– Володя, Вакарову я уже позвонил, он сейчас придет в совет, – сказал он мне. – Поехали! Дожуй сначала.

Маслюков взял пакет с бутербродами и автомат. Вместе с председателем вышли во двор. Расселись в машине и сразу поехали в совет. Там уже горел свет. Зашли в кабинет председателя, который находился на втором этаже. Онищук знаком показал на кресла, и мы сели. Валерий Иванович расположился за своим столом и, взяв трубку телефонного аппарата, начал набирать номер – срывалось. Раза с десятого получилось дозвониться, попросил военкома.

– Николай Иванович? Онищук беспокоит… да у меня… в общем, сейчас уже люди оповещены и прибудут. Где-то к шести ноль-ноль начнем оповещение … постараюсь, как можно раньше… даю…, – и он протянул мне через стол «трубу».

– Слушаю, прапорщик Свешников, – привычно сказал я.

– Ну, как у вас там обстановка, Владимир Анатолич? – спросил военком, а голос его был уставшим.

– Пока в норме, товарищ полковник, люди потихоньку приходят, но не все знают, что нужно делать.

– Вы им постарайтесь объяснить, высылайте человека за повестками. Езжайте вместе с ним. Потому что на дорогах творится черт-те что. Солдат парень надежный? Оставьте для охраны и поддержания порядка. Ну, все я жду вас.

– Есть, товарищ полковник, но я не вижу смысла оставлять бойца, – у них есть целый участковый, который уже на месте, – ответил я, – Да и что может сделать один боец-срочник?

– Хорошо, забирайте его с собой. – Сказал Мешков и положил трубку.

– Валерий Иванович, я поехал в военкомат за повестками.

Через несколько минут из Качи выехала наша «газель», а сзади, за нами, ехал пятьдесят третий «газон» в военкомат, за «мукулатурой».

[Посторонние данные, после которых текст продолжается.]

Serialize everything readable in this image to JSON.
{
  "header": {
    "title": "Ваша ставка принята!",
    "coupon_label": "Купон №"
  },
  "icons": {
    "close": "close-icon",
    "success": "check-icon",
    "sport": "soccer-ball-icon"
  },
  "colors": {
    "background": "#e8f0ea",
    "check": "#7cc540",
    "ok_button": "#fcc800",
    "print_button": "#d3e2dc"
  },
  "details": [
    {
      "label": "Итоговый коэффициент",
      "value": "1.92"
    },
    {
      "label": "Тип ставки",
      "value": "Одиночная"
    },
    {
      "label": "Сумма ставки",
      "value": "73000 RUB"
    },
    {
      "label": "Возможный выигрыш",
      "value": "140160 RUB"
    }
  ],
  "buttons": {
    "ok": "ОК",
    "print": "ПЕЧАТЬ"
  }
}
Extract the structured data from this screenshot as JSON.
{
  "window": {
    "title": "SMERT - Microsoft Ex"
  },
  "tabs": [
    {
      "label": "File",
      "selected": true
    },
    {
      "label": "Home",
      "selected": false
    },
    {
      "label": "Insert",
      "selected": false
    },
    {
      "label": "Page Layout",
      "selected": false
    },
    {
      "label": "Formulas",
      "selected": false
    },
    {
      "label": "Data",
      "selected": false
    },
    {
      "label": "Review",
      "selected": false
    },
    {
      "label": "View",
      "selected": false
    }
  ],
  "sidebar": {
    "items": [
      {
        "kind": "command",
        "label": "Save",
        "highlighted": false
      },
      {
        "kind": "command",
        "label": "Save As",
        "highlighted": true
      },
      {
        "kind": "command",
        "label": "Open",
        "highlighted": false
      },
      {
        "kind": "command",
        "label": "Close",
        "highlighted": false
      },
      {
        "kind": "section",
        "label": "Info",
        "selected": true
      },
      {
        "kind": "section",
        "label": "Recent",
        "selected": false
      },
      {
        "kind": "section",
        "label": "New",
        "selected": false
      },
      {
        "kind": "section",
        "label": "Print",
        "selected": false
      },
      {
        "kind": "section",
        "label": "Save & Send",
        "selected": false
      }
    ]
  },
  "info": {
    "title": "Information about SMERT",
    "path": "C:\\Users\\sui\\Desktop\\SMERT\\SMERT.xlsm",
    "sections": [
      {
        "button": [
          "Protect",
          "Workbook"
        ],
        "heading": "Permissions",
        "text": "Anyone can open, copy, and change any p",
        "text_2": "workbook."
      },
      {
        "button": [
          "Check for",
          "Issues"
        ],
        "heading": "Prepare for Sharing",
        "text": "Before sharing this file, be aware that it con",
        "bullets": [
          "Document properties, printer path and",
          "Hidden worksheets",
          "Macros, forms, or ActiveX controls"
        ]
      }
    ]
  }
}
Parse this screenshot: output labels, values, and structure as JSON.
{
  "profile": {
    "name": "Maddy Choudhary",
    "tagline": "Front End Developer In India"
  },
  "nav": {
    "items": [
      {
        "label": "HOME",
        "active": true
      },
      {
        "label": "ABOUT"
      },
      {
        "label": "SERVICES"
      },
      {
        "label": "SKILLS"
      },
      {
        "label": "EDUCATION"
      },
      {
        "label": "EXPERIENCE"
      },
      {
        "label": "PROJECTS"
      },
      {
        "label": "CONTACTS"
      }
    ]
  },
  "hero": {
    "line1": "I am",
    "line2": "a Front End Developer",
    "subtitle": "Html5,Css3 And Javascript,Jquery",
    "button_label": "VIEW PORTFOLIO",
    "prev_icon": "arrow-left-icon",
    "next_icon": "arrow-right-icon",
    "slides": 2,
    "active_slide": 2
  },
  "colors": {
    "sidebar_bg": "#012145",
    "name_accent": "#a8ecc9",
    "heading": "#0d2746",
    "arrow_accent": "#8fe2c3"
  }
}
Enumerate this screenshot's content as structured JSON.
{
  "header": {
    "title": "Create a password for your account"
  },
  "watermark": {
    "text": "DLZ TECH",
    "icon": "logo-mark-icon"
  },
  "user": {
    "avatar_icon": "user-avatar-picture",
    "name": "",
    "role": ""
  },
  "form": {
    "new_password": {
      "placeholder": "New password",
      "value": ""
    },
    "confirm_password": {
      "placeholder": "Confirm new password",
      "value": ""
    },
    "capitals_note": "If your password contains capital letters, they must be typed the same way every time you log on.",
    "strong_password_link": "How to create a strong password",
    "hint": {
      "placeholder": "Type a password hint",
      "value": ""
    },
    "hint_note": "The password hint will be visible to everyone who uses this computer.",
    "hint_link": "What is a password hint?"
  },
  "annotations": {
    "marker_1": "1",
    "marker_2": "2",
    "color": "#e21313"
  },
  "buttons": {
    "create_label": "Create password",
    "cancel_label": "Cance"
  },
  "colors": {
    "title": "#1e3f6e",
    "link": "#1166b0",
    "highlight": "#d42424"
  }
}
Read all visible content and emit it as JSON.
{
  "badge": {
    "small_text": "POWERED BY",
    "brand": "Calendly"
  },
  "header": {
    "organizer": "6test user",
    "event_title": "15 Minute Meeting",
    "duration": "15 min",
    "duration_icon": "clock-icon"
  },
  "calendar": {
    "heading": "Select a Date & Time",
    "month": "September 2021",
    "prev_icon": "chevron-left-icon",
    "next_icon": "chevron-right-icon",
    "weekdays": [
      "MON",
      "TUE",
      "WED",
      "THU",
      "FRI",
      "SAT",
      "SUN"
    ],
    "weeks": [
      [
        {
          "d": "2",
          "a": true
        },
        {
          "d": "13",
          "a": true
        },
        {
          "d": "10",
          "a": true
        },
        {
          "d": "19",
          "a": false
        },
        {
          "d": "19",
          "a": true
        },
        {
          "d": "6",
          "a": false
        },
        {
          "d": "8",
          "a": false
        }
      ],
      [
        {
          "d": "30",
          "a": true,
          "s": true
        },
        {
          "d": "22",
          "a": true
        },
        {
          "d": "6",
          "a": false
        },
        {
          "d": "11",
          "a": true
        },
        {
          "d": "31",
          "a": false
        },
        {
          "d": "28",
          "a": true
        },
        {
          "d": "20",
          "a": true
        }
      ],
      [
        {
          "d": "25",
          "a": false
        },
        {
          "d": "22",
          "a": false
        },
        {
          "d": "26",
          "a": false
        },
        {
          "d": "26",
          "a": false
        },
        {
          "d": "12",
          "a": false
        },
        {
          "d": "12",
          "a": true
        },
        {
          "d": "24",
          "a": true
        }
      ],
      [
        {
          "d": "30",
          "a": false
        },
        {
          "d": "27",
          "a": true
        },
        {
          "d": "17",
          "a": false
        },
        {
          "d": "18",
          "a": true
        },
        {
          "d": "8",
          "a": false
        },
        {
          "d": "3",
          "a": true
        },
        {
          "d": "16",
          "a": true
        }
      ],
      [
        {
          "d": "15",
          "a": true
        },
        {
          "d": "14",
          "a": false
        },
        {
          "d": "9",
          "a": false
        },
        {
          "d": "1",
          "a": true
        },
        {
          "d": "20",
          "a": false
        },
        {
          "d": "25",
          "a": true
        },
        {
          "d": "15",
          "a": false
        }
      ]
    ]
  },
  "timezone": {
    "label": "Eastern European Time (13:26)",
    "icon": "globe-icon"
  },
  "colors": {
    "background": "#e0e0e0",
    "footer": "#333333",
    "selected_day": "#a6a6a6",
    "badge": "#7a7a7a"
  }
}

На дороге снова несколько раз останавливали и проверяли документы, но все обходилось без эксцессов. Где-то в течении часа добрались на место. Уже было около половины восьмого утра. У шефа в кабинете сидело уже человек пять офицеров – представители комплектуемых воинских частей. Каждый был при радиостанции для связи со своими. Тут из группы контроля городского военкомата передали такую информацию, что в Симферополисе начались уличные бои с татарами. Из Бахчисарая в сторону Севастополиса двинулась колонна машин с вооруженными людьми нерусской внешности. Нам рекомендовалось усилить охрану военкомата и мобобъектов. Народ из аппарата усиления даже еще не успел развесить афиши об объявлении мобилизации, но уже ближе к полудню первых суток начали приходить люди непосредственно в военкомат. Приходил самый разношерстный контингент: были и почти пацаны, которые этой весной дембельнулись, и уже сорокалетние мужики, и совсем молодые девчонки – романтики захотевшие. Они все рассаживались по лавочкам во дворе РВК, толпились в середине двора или за воротами.

Я же бегал по группам контроля собирал данные о ходе оповещения или вызывал их начальников в кабинет военкома. Наконец – то появилась минута и удалось выскочить на крыльцо покурить. Спустился по лестнице к урне, достал из нагрудного кармана камуфляжа, не вынимая из кармана пачки, сигарету и подкурил ее. И только тут почувствовал, что уже почти сутки на ногах. Тут ко мне подошли три каких – то мужика лет под пятьдесят.

– Слышь, командир, вот ты мне скажи, что случилось? Говорят, войну объявили?– спросил один из них, и к нам начал подтягиваться народ.

– А вы что телек не смотрите? Мобилизацию объявили, а не войну. Татарва голову подняла. В Симферополе уличные бои идут. Подо Львовом юльковцы и «бандерлоги» толпу собирают. Так что никуда не уходите, всем дела хватит, – закончил я передачу новостей.

– Ты хотел сказать в Симферополисе? И что за «бандерлоги»?